Ho visto un film, curioso e sgradevole, “L’imbalsamatore” di M. Garrone.
Un ometto di bassa statura, innocuo, quasi invisibile è un imbalsamatore. Svolge il suo lavoro con grande passione e abnegazione. Reperisce animali delle più svariate specie, dalla tigre al topolino di campagna, dall’iguana alla rondine e, nel suo laboratorio, procede all’imbalsamazione. Il laboratorio, un ampio stanzone disordinato e pieno di materiale, è il luogo dove trascorre il suo tempo, qui lima ossa, sventra interiora, dà forma e rifinisce fisionomie e posture, ripristina muscoli all’interno di membra vuote che imbottisce di materiale misto, lavorato con perizia e determinazione.
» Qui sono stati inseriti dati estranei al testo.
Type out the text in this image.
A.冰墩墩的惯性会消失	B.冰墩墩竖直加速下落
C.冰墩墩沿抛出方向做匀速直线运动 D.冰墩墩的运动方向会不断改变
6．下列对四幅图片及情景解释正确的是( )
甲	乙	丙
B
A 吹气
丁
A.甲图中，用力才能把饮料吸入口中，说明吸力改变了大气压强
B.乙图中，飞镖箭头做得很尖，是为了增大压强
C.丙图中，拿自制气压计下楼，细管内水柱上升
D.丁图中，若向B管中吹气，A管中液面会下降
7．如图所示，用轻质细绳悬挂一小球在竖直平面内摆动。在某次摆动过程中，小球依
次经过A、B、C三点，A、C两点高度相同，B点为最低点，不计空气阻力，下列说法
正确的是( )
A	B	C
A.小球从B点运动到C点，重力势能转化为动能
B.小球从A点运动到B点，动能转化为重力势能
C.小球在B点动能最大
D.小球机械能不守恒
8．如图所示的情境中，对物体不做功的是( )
Fin qui tutto in regola, il film forse un po’ lento, in alcuni passi mi annoiava facendomi interrogare del perché continuavo a vederlo e che cosa tuttavia mi tratteneva a cercare un significato che, pure, s’intuiva avesse. Soprattutto era un senso d’inquetitudine e fastidio che, via via che le immagini scorrevano e la storia prendeva forma, mi coglieva; uno stato di sgradevolezza e volgarità s’imponeva sempre più decisamente e non tanto per la visione di certe immagini di animali morti, squartati, del sangue, degli occhi di vetro che venivano accuratamente apposti nella cavità oculare dell’animale inerme, delle unghia finte, delle pelli stirate, delle ali infilzate dal fil di ferro per poterle modellare così come l’imbalsamatore esigeva per renderle sempre più verisimili.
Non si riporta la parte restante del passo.